There are plenty of ways we can encourage fathers to live their calling and to love their families well: the example of the fatherhood of God, biblical models of fatherhood — both good and bad — that we can learn from, and passages on parenting like the one that comes later in Ephesians.
But given the abysmal state of American marriages and family systems today, we want to encourage men that one of the best ways to be a loving father is to be a loving husband first.
That bears repeating: One of the best ways to be a loving father is to be a loving husband first.
This passage brings up challenging ideas of what love means, and offers us a guide for spiritual reflection on how well we are doing at wife-carrying. But while most men can read a repair manual or explain a zone defense, they can’t read and explain their wives as well as they should be able to.
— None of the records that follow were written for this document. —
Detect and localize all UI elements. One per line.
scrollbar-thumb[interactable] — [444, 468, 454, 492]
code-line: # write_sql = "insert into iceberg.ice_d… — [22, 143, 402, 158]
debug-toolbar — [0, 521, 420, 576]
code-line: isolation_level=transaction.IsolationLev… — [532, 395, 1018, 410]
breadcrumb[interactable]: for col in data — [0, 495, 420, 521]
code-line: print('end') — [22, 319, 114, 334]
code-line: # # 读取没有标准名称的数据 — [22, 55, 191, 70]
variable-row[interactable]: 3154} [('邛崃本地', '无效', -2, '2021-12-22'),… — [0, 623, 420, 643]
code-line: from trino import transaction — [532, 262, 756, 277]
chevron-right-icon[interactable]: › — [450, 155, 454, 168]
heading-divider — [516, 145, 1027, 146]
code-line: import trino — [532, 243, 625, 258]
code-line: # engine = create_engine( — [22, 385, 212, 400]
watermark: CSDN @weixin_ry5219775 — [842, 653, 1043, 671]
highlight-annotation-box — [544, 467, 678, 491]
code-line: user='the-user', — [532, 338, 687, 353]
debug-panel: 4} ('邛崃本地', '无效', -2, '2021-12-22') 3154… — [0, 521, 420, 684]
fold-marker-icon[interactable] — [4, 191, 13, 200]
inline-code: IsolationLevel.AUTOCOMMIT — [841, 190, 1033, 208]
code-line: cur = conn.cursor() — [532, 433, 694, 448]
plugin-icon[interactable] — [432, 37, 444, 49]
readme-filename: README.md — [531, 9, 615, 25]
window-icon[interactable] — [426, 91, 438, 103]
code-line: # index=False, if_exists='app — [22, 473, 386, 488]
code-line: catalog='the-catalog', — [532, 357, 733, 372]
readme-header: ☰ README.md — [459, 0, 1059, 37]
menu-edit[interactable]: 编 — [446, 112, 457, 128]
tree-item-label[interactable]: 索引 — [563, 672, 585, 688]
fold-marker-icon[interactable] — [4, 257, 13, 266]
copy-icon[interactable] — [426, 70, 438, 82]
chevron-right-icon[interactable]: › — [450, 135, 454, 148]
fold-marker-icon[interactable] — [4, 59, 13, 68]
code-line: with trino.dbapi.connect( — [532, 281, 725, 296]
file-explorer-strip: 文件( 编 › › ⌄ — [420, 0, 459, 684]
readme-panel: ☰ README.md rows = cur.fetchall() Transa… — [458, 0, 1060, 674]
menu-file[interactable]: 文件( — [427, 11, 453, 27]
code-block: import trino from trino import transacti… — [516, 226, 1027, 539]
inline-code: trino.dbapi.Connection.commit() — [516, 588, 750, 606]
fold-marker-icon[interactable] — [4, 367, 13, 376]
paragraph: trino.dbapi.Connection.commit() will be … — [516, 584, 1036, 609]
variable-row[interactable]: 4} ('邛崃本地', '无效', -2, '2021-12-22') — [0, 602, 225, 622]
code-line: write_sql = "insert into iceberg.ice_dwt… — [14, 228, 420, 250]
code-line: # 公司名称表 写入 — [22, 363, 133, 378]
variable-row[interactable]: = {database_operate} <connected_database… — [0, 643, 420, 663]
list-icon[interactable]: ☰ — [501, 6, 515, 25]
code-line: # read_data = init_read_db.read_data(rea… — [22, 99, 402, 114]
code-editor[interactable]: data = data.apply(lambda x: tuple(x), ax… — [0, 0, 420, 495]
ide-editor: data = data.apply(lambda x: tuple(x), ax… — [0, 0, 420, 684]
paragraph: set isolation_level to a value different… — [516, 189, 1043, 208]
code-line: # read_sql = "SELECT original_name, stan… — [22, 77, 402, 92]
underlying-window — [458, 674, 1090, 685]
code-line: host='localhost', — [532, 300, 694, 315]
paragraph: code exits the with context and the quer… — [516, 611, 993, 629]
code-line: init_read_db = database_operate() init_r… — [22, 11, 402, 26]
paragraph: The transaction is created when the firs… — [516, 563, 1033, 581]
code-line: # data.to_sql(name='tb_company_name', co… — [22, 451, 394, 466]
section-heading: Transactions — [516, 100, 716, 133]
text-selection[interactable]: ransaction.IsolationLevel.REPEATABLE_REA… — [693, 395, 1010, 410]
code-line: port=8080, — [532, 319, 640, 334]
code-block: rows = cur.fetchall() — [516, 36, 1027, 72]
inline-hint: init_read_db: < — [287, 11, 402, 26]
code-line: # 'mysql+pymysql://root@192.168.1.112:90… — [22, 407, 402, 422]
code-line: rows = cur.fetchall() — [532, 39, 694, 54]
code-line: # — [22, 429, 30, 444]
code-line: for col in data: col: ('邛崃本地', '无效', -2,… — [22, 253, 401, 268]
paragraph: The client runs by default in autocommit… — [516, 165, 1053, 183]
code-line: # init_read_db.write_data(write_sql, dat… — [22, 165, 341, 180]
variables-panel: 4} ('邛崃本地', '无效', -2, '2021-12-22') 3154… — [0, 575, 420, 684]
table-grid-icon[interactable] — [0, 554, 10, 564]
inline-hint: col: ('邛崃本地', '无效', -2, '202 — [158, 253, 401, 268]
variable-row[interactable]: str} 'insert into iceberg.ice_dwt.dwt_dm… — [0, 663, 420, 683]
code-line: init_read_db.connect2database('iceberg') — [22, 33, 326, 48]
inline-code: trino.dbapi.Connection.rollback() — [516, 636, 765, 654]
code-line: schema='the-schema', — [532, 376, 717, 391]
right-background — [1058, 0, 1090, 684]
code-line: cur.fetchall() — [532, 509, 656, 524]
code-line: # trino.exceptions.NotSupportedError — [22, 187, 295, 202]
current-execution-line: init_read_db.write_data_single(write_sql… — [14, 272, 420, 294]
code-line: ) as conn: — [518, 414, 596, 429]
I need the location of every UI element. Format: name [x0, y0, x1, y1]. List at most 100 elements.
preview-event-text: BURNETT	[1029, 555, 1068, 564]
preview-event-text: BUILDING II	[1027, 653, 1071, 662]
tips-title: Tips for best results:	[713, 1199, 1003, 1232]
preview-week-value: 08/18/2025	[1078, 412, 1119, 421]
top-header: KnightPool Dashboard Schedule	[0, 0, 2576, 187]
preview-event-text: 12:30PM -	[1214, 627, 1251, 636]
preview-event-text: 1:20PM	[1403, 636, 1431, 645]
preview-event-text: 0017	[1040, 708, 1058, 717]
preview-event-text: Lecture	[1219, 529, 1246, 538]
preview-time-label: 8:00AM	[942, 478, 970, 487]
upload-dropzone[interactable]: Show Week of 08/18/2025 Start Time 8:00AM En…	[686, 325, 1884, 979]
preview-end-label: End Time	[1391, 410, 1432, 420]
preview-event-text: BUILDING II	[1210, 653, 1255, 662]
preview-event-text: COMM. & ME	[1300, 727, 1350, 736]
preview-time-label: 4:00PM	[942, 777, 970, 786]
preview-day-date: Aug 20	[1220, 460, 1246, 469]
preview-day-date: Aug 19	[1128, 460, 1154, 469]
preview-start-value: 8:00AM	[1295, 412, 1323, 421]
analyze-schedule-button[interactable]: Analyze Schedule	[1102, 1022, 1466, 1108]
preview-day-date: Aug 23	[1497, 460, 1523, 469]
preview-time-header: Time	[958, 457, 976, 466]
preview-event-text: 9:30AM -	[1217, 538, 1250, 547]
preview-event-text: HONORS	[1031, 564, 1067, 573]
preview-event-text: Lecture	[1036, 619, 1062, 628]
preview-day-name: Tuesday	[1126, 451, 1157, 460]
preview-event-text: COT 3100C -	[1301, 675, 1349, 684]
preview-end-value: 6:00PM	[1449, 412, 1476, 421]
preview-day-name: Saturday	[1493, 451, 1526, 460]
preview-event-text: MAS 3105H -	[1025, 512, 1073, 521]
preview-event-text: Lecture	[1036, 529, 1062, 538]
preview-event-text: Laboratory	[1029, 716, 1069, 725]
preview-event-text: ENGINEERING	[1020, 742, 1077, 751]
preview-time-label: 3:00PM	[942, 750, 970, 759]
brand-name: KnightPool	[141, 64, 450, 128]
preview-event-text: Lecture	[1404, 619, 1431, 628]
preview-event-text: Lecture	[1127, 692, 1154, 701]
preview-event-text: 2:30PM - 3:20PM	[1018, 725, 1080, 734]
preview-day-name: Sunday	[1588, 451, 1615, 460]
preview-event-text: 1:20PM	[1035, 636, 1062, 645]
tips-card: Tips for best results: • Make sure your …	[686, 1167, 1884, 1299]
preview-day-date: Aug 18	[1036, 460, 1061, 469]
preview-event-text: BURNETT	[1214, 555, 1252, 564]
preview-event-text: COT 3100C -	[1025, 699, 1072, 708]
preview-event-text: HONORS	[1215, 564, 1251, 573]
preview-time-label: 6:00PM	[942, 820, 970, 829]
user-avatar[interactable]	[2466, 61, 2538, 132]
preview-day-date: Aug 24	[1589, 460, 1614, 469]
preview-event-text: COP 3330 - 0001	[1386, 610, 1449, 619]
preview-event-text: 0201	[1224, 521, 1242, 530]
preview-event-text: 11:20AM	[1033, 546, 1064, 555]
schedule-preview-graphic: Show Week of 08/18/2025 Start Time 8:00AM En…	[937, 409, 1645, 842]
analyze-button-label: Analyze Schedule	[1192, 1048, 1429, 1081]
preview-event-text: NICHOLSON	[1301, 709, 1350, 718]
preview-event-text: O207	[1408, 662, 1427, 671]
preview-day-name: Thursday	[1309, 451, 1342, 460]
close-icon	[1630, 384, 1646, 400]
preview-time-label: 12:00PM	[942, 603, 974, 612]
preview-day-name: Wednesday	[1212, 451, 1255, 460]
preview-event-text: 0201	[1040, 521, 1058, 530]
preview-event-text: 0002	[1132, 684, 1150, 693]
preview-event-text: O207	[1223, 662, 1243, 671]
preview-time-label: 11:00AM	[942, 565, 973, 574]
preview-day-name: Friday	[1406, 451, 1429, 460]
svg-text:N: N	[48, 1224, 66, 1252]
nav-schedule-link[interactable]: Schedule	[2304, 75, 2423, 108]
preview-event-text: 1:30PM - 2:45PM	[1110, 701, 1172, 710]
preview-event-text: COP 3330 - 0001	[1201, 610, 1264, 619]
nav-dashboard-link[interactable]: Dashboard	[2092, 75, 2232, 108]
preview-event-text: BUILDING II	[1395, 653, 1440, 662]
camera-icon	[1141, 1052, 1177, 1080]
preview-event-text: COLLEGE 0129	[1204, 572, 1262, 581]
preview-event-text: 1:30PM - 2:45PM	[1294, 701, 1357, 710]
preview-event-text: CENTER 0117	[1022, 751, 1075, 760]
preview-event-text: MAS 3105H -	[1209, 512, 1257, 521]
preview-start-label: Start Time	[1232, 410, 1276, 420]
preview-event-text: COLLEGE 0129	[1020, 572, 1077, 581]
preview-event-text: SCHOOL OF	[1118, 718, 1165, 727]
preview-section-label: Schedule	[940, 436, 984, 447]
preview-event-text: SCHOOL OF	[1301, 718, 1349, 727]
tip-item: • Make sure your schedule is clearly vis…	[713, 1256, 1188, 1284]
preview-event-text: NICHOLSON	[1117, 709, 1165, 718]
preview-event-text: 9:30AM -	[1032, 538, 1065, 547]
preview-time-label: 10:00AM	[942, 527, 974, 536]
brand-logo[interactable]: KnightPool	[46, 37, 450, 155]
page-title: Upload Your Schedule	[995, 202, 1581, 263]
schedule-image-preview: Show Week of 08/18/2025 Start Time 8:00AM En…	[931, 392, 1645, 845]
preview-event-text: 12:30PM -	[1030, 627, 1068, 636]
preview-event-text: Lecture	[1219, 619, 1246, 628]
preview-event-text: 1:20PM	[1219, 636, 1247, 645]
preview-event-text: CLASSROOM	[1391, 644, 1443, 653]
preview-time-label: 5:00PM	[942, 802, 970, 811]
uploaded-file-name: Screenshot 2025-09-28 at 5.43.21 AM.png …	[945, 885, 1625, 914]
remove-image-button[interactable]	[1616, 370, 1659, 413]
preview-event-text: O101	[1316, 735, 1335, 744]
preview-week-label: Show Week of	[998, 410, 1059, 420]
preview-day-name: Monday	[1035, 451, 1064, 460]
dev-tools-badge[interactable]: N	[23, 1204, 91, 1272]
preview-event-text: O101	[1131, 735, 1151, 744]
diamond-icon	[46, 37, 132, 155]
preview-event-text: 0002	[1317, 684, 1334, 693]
All people have one or two natural ways that they give or communicate love as well as ways that they receive love. Often the way we give and receive is the same, but it isn’t always the case that the way a husband and wife give and receive love is the same. Hence love is like a language which is received only if it is understood.
There are five common love languages about spending quality time together, sharing words of encouragement, giving gifts, physical touch and acts of service.
To love well, husbands must be committed students of their wives, learning how they naturally receive love then learning how to better love them in that way.
Benjamin Franklin noted with sarcastic observation, “One good Husband is worth two good Wives; for the scarcer things are the more they’re valued.”